Where does this strange and popular letter come from? Well, surprisingly the story begun in Córdoba, or should I say the Córdoba Caliphate. The term “arroba” comes from the Arab  الربع (ar-rubʿ) which means the quarter of something (¼) and was widely used in Spain around the IXth century, one unit was equivalent to 25 pounds, in other words one unit was equivalent to one quarter of a quintal or centner: 11,5 kilograms.

This unit of mass was very common during the centuries of Muslim presence in Spain but then it continued to be used even in the Spanish America and the rest of the Spanish Empire. Hence it became an international unit of mass. All the ships going to America or coming from America measured its mass cargo using this particular unit of mass, even for the British America.

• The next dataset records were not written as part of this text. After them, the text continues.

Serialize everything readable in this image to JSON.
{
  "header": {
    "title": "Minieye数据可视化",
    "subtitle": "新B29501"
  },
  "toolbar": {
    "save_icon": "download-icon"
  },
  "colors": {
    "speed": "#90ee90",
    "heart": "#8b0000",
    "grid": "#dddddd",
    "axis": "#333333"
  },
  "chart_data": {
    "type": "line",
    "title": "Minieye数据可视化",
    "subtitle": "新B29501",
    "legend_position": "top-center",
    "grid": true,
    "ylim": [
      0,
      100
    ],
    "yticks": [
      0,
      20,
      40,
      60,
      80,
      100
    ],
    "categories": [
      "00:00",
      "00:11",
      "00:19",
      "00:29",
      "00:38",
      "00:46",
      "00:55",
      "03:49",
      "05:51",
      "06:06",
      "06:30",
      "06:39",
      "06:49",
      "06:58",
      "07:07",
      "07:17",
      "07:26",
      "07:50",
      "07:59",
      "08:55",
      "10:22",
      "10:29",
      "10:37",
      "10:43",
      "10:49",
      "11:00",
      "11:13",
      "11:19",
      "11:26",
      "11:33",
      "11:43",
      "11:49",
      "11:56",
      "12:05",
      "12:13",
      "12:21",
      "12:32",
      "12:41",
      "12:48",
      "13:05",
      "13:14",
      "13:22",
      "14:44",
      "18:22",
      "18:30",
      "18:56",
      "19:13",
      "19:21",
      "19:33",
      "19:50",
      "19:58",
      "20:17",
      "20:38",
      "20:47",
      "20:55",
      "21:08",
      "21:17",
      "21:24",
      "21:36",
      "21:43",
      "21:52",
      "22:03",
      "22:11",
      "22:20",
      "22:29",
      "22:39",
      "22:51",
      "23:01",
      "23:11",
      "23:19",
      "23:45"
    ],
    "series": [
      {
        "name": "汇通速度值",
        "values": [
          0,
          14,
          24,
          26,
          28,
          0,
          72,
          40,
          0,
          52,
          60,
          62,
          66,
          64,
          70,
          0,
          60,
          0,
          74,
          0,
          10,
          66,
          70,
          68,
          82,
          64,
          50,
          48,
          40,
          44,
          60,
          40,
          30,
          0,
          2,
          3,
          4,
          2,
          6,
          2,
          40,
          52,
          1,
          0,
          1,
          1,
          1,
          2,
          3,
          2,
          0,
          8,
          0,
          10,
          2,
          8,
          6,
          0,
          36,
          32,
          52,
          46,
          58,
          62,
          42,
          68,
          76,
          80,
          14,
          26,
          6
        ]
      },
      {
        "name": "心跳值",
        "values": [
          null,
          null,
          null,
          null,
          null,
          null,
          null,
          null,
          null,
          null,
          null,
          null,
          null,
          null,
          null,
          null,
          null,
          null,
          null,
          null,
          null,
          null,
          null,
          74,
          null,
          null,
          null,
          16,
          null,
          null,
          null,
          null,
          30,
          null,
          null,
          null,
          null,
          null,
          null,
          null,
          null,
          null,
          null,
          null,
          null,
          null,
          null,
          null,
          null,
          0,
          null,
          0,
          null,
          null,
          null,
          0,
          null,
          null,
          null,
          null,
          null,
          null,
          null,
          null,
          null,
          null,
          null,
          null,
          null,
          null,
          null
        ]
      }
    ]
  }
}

Given the intense use of this term for the unit of mass a sign was needed, easy to reproduce an very easy to recognize in any document, just like the dollar sign ($). The chosen symbol came from the Latin and constitutes a reference to the ad- preposition, which means “until” or “towards”. Monks during the Middle Ages used that so often that they ended up joining both letters. In Spanish and Portuguese the @ symbol was used to signify the Arab unit of mass ar-roub.

The first written case of this symbol was discovered the year 2000, it is a document signed by Francesco Lapiun, an Italian merchant who sent it from Seville to Rome in the year 1536. It is an important document that describes the cargo brought from America by three ships.

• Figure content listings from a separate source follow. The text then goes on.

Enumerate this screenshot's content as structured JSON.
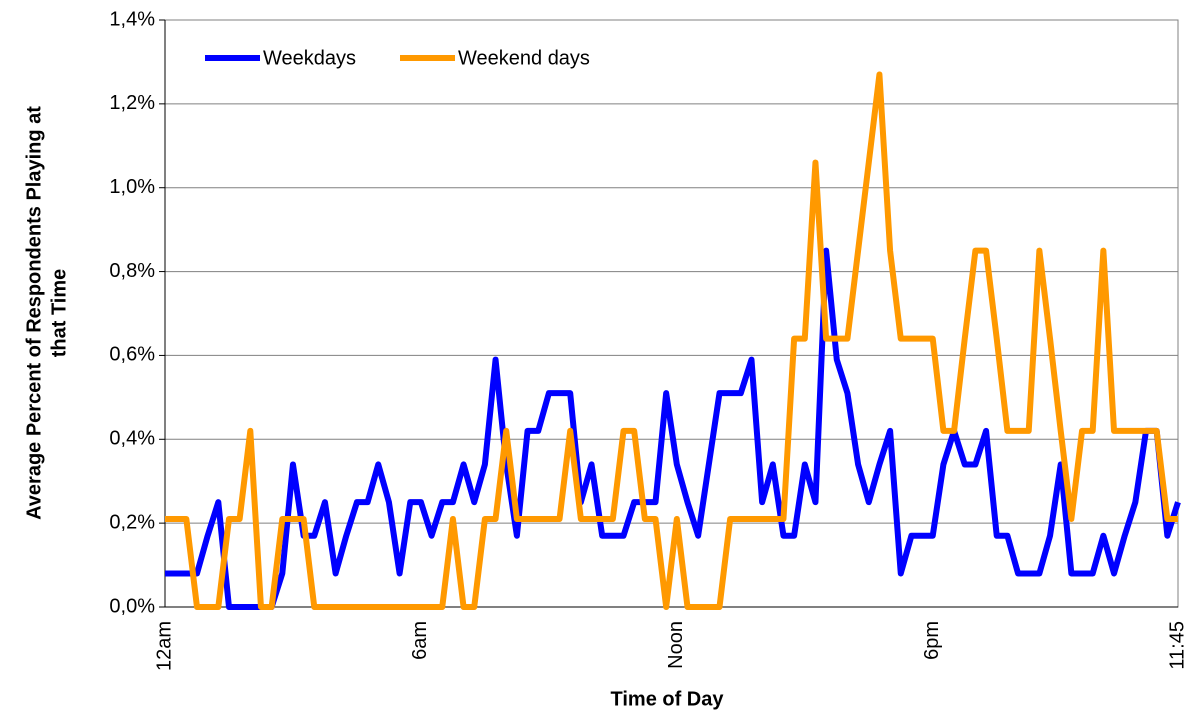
{
  "chart_data": {
    "type": "line",
    "xlabel": "Time of Day",
    "ylabel": [
      "Average Percent of Respondents Playing at",
      "that Time"
    ],
    "categories": [
      "12am",
      null,
      null,
      null,
      null,
      null,
      null,
      null,
      null,
      null,
      null,
      null,
      null,
      null,
      null,
      null,
      null,
      null,
      null,
      null,
      null,
      null,
      null,
      null,
      "6am",
      null,
      null,
      null,
      null,
      null,
      null,
      null,
      null,
      null,
      null,
      null,
      null,
      null,
      null,
      null,
      null,
      null,
      null,
      null,
      null,
      null,
      null,
      null,
      "Noon",
      null,
      null,
      null,
      null,
      null,
      null,
      null,
      null,
      null,
      null,
      null,
      null,
      null,
      null,
      null,
      null,
      null,
      null,
      null,
      null,
      null,
      null,
      null,
      "6pm",
      null,
      null,
      null,
      null,
      null,
      null,
      null,
      null,
      null,
      null,
      null,
      null,
      null,
      null,
      null,
      null,
      null,
      null,
      null,
      null,
      null,
      null,
      "11:45"
    ],
    "series": [
      {
        "name": "Weekdays",
        "color": "#0000ff",
        "values": [
          0.08,
          0.08,
          0.08,
          0.08,
          0.17,
          0.25,
          0,
          0,
          0,
          0,
          0,
          0.08,
          0.34,
          0.17,
          0.17,
          0.25,
          0.08,
          0.17,
          0.25,
          0.25,
          0.34,
          0.25,
          0.08,
          0.25,
          0.25,
          0.17,
          0.25,
          0.25,
          0.34,
          0.25,
          0.34,
          0.59,
          0.34,
          0.17,
          0.42,
          0.42,
          0.51,
          0.51,
          0.51,
          0.25,
          0.34,
          0.17,
          0.17,
          0.17,
          0.25,
          0.25,
          0.25,
          0.51,
          0.34,
          0.25,
          0.17,
          0.34,
          0.51,
          0.51,
          0.51,
          0.59,
          0.25,
          0.34,
          0.17,
          0.17,
          0.34,
          0.25,
          0.85,
          0.59,
          0.51,
          0.34,
          0.25,
          0.34,
          0.42,
          0.08,
          0.17,
          0.17,
          0.17,
          0.34,
          0.42,
          0.34,
          0.34,
          0.42,
          0.17,
          0.17,
          0.08,
          0.08,
          0.08,
          0.17,
          0.34,
          0.08,
          0.08,
          0.08,
          0.17,
          0.08,
          0.17,
          0.25,
          0.42,
          0.42,
          0.17,
          0.25
        ]
      },
      {
        "name": "Weekend days",
        "color": "#ff9900",
        "values": [
          0.21,
          0.21,
          0.21,
          0,
          0,
          0,
          0.21,
          0.21,
          0.42,
          0,
          0,
          0.21,
          0.21,
          0.21,
          0,
          0,
          0,
          0,
          0,
          0,
          0,
          0,
          0,
          0,
          0,
          0,
          0,
          0.21,
          0,
          0,
          0.21,
          0.21,
          0.42,
          0.21,
          0.21,
          0.21,
          0.21,
          0.21,
          0.42,
          0.21,
          0.21,
          0.21,
          0.21,
          0.42,
          0.42,
          0.21,
          0.21,
          0,
          0.21,
          0,
          0,
          0,
          0,
          0.21,
          0.21,
          0.21,
          0.21,
          0.21,
          0.21,
          0.64,
          0.64,
          1.06,
          0.64,
          0.64,
          0.64,
          0.85,
          1.06,
          1.27,
          0.85,
          0.64,
          0.64,
          0.64,
          0.64,
          0.42,
          0.42,
          0.64,
          0.85,
          0.85,
          0.64,
          0.42,
          0.42,
          0.42,
          0.85,
          0.64,
          0.42,
          0.21,
          0.42,
          0.42,
          0.85,
          0.42,
          0.42,
          0.42,
          0.42,
          0.42,
          0.21,
          0.21
        ]
      }
    ],
    "ylim": [
      0,
      1.4
    ],
    "yticks": [
      {
        "value": 0,
        "label": "0,0%"
      },
      {
        "value": 0.2,
        "label": "0,2%"
      },
      {
        "value": 0.4,
        "label": "0,4%"
      },
      {
        "value": 0.6,
        "label": "0,6%"
      },
      {
        "value": 0.8,
        "label": "0,8%"
      },
      {
        "value": 1.0,
        "label": "1,0%"
      },
      {
        "value": 1.2,
        "label": "1,2%"
      },
      {
        "value": 1.4,
        "label": "1,4%"
      }
    ],
    "grid": true,
    "legend": "top-left"
  }
}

During the XIXth century this unit of mass was one of the most used in Europe and America; even the newly developed typewriters had a key for it; an from that day onwards it never abandoned our keyboards. Then came Christopher Scholes, who in 1868 developed a system to unify all existent keyboards for typewriters. He would sell the patent to Remington in 1873. The QWERTY keyboard received its name from the first six letters in its upper row.

And then the @ sign lingered, a strange key getting stranger for most new users, and it was close to disappearing but then in 1971 Ray Tomlinson, a US programmer, developed the first electronic mail system ever and chose that symbol to separate the name of the person from the place where that person was.

The idea behind his decision was to use a letter from the typewriter keyboard that would not appear in names nor in servers. At the time, the @ was a key within the keyboard but had no use whatsoever, hence, it did not interfere with names of any sort. Tomlinson sent himself the first e-mail ever, he did so using his computer and sending it to another machine right next to his.

The rest is history. Today the @ sign is as popular key as they come, more even than most letters of the alphabet. For us, citizens of Córdoba, it means something to have remotely contributed in unimaginable ways to the great technological revolution of our time.

(He who does not find comfort for himself does so willingly for there are plenty of other options.)